Wenn in Rottenburg die Saubloderen knallen: Ein Faschingsbrauch mit Tradition und Wumms
Katarzyna WirthStinkend und laut - der seltsame Brauch mit Schweinsblasen - Wenn in Rottenburg die Saubloderen knallen: Ein Faschingsbrauch mit Tradition und Wumms
Jedes Jahr zur Faschingszeit in Rottenburg, Baden-Württemberg, füllt ein skurriler Brauch die Straßen mit ohrenbetäubendem Knallen. Einheimische schwingen Saublodere – aufgeblasene Schweineblasen, die an Schnüren befestigt sind – und schmettern sie mit Wucht auf den Boden, um einen erschreckenden Knall zu erzeugen. Die Tradition verbindet Humor, Lärm und jahrhundertealte Symbolik in den Festlichkeiten der Region.
Die Herstellung einer Saublodere beginnt mit sorgfältiger Vorbereitung. Metzger liefern die Schweineblasen, die entleert, eingeweicht und gereinigt werden, bevor sie auf Mängel überprüft werden. Nur die robustesten Exemplare werden ausgewählt, dann mit Druckluft aufgeblasen, um den maximalen Effekt zu erzielen.
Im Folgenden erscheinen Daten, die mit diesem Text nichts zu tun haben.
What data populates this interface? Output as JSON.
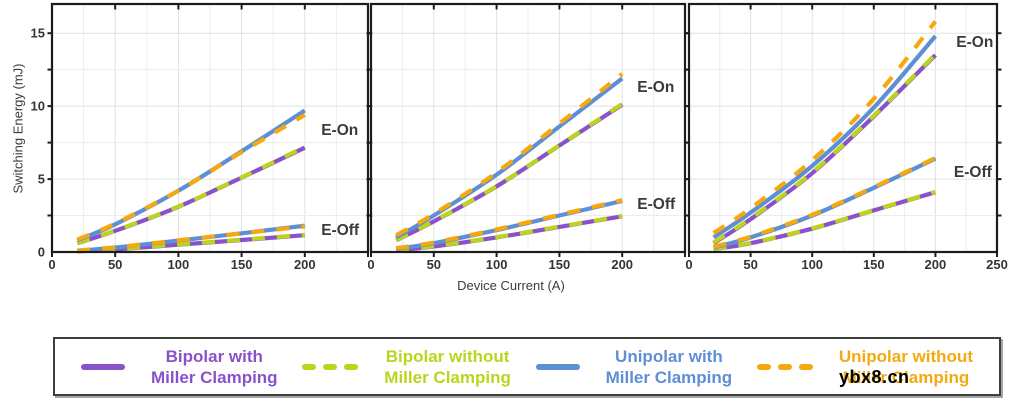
{
  "figure": {
    "x_label": "Device Current (A)",
    "y_label": "Switching Energy (mJ)",
    "y_tick_values": [
      0,
      5,
      10,
      15
    ],
    "y_tick_labels": [
      "0",
      "5",
      "10",
      "15"
    ],
    "watermark": "ybx8.cn"
  },
  "colors": {
    "purple": "#8a52c8",
    "green": "#bcd41e",
    "blue": "#5e8fd5",
    "orange": "#f5a90e",
    "text_dark": "#3a3a3a",
    "tick_text": "#353535",
    "grid_major": "#e0e0e0",
    "grid_minor": "#ededed",
    "spine": "#1c1c1c"
  },
  "legend": {
    "items": [
      {
        "line1": "Bipolar with",
        "line2": "Miller Clamping",
        "color": "purple",
        "style": "solid"
      },
      {
        "line1": "Bipolar without",
        "line2": "Miller Clamping",
        "color": "green",
        "style": "dashed"
      },
      {
        "line1": "Unipolar with",
        "line2": "Miller Clamping",
        "color": "blue",
        "style": "solid"
      },
      {
        "line1": "Unipolar without",
        "line2": "Miller Clamping",
        "color": "orange",
        "style": "dashed"
      }
    ]
  },
  "chart_data": [
    {
      "type": "line",
      "panel": 1,
      "xlabel_shared": "Device Current (A)",
      "ylabel_shared": "Switching Energy (mJ)",
      "x": [
        20,
        50,
        100,
        150,
        200
      ],
      "xlim": [
        0,
        250
      ],
      "ylim": [
        0,
        17
      ],
      "x_tick_labels": [
        0,
        50,
        100,
        150,
        200
      ],
      "series": [
        {
          "name": "Bipolar with Miller Clamping",
          "group": "E-On",
          "color": "purple",
          "style": "solid",
          "values": [
            0.6,
            1.45,
            3.1,
            5.1,
            7.15
          ]
        },
        {
          "name": "Bipolar without Miller Clamping",
          "group": "E-On",
          "color": "green",
          "style": "dashed",
          "values": [
            0.62,
            1.47,
            3.12,
            5.12,
            7.2
          ]
        },
        {
          "name": "Unipolar with Miller Clamping",
          "group": "E-On",
          "color": "blue",
          "style": "solid",
          "values": [
            0.8,
            1.9,
            4.2,
            6.9,
            9.7
          ]
        },
        {
          "name": "Unipolar without Miller Clamping",
          "group": "E-On",
          "color": "orange",
          "style": "dashed",
          "values": [
            0.85,
            1.95,
            4.2,
            6.85,
            9.4
          ]
        },
        {
          "name": "Bipolar with Miller Clamping",
          "group": "E-Off",
          "color": "purple",
          "style": "solid",
          "values": [
            0.05,
            0.18,
            0.5,
            0.82,
            1.15
          ]
        },
        {
          "name": "Bipolar without Miller Clamping",
          "group": "E-Off",
          "color": "green",
          "style": "dashed",
          "values": [
            0.06,
            0.2,
            0.52,
            0.84,
            1.18
          ]
        },
        {
          "name": "Unipolar with Miller Clamping",
          "group": "E-Off",
          "color": "blue",
          "style": "solid",
          "values": [
            0.08,
            0.3,
            0.78,
            1.28,
            1.8
          ]
        },
        {
          "name": "Unipolar without Miller Clamping",
          "group": "E-Off",
          "color": "orange",
          "style": "dashed",
          "values": [
            0.1,
            0.32,
            0.8,
            1.28,
            1.75
          ]
        }
      ],
      "annotations": [
        {
          "text": "E-On",
          "x": 213,
          "y": 8.35
        },
        {
          "text": "E-Off",
          "x": 213,
          "y": 1.5
        }
      ]
    },
    {
      "type": "line",
      "panel": 2,
      "x": [
        20,
        50,
        100,
        150,
        200
      ],
      "xlim": [
        0,
        250
      ],
      "ylim": [
        0,
        17
      ],
      "x_tick_labels": [
        0,
        50,
        100,
        150,
        200
      ],
      "series": [
        {
          "name": "Bipolar with Miller Clamping",
          "group": "E-On",
          "color": "purple",
          "style": "solid",
          "values": [
            0.8,
            2.1,
            4.5,
            7.3,
            10.1
          ]
        },
        {
          "name": "Bipolar without Miller Clamping",
          "group": "E-On",
          "color": "green",
          "style": "dashed",
          "values": [
            0.82,
            2.12,
            4.52,
            7.32,
            10.15
          ]
        },
        {
          "name": "Unipolar with Miller Clamping",
          "group": "E-On",
          "color": "blue",
          "style": "solid",
          "values": [
            1.0,
            2.5,
            5.3,
            8.6,
            11.9
          ]
        },
        {
          "name": "Unipolar without Miller Clamping",
          "group": "E-On",
          "color": "orange",
          "style": "dashed",
          "values": [
            1.15,
            2.6,
            5.45,
            8.8,
            12.2
          ]
        },
        {
          "name": "Bipolar with Miller Clamping",
          "group": "E-Off",
          "color": "purple",
          "style": "solid",
          "values": [
            0.12,
            0.38,
            1.0,
            1.72,
            2.45
          ]
        },
        {
          "name": "Bipolar without Miller Clamping",
          "group": "E-Off",
          "color": "green",
          "style": "dashed",
          "values": [
            0.13,
            0.4,
            1.02,
            1.74,
            2.47
          ]
        },
        {
          "name": "Unipolar with Miller Clamping",
          "group": "E-Off",
          "color": "blue",
          "style": "solid",
          "values": [
            0.22,
            0.6,
            1.5,
            2.5,
            3.5
          ]
        },
        {
          "name": "Unipolar without Miller Clamping",
          "group": "E-Off",
          "color": "orange",
          "style": "dashed",
          "values": [
            0.26,
            0.65,
            1.55,
            2.55,
            3.55
          ]
        }
      ],
      "annotations": [
        {
          "text": "E-On",
          "x": 212,
          "y": 11.3
        },
        {
          "text": "E-Off",
          "x": 212,
          "y": 3.3
        }
      ]
    },
    {
      "type": "line",
      "panel": 3,
      "x": [
        20,
        50,
        100,
        150,
        200
      ],
      "xlim": [
        0,
        250
      ],
      "ylim": [
        0,
        17
      ],
      "x_tick_labels": [
        0,
        50,
        100,
        150,
        200,
        250
      ],
      "series": [
        {
          "name": "Bipolar with Miller Clamping",
          "group": "E-On",
          "color": "purple",
          "style": "solid",
          "values": [
            0.6,
            2.25,
            5.4,
            9.3,
            13.5
          ]
        },
        {
          "name": "Bipolar without Miller Clamping",
          "group": "E-On",
          "color": "green",
          "style": "dashed",
          "values": [
            0.65,
            2.3,
            5.45,
            9.35,
            13.55
          ]
        },
        {
          "name": "Unipolar with Miller Clamping",
          "group": "E-On",
          "color": "blue",
          "style": "solid",
          "values": [
            1.0,
            2.7,
            5.9,
            9.9,
            14.8
          ]
        },
        {
          "name": "Unipolar without Miller Clamping",
          "group": "E-On",
          "color": "orange",
          "style": "dashed",
          "values": [
            1.3,
            3.0,
            6.3,
            10.5,
            15.8
          ]
        },
        {
          "name": "Bipolar with Miller Clamping",
          "group": "E-Off",
          "color": "purple",
          "style": "solid",
          "values": [
            0.2,
            0.6,
            1.6,
            2.85,
            4.1
          ]
        },
        {
          "name": "Bipolar without Miller Clamping",
          "group": "E-Off",
          "color": "green",
          "style": "dashed",
          "values": [
            0.22,
            0.62,
            1.62,
            2.87,
            4.12
          ]
        },
        {
          "name": "Unipolar with Miller Clamping",
          "group": "E-Off",
          "color": "blue",
          "style": "solid",
          "values": [
            0.3,
            1.0,
            2.5,
            4.4,
            6.4
          ]
        },
        {
          "name": "Unipolar without Miller Clamping",
          "group": "E-Off",
          "color": "orange",
          "style": "dashed",
          "values": [
            0.35,
            1.05,
            2.55,
            4.45,
            6.45
          ]
        }
      ],
      "annotations": [
        {
          "text": "E-On",
          "x": 217,
          "y": 14.4
        },
        {
          "text": "E-Off",
          "x": 215,
          "y": 5.5
        }
      ]
    }
  ]
}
Jede Blase wird an eine Schnur gebunden, manchmal auch an einen Holzstab oder – besonders kurios – an einen getrockneten Stierpenis befestigt, um das Handhaben zu erleichtern. Wird sie geschwungen und auf den Boden geschlagen, erzeugt die gespannte Haut einen markerschütternden Knall, der Passanten erschrecken soll. Der Lärm dient dabei sowohl der Unterhaltung als auch als spöttische Anspielung auf Eitelkeit, wobei die Blase selbst für Übermaß steht.
Im Laufe der Zeit hat sich der Brauch gewandelt. Seit den 1970er-Jahren setzen viele Faschingsgilden auf Blasen aus synthetischem Kautschuk oder Kunststoff, die haltbarer und hygienischer sind. Doch in ländlichen Gegenden Baden-Württembergs, besonders rund um die Schwäbische Alb bei Reutlingen, fertigen Handwerker aus Tradition noch immer natürliche Varianten. In städtischen Gebieten wie Stuttgart hingegen wird oft aus praktischen Gründen zu modernen Materialien gegriffen.
Die Saublodere bleibt ein markantes Merkmal der schwäbischen Faschingskultur – egal, ob aus Schweineblasen oder synthetischen Alternativen gefertigt. Ihr scharfer Knall hallt weiterhin durch die Straßen und hält so eine alte Tradition am Leben. Die regionalen Unterschiede bei den Materialien spiegeln dabei sowohl kulturellen Stolz als auch sich wandelnde praktische Bedürfnisse wider.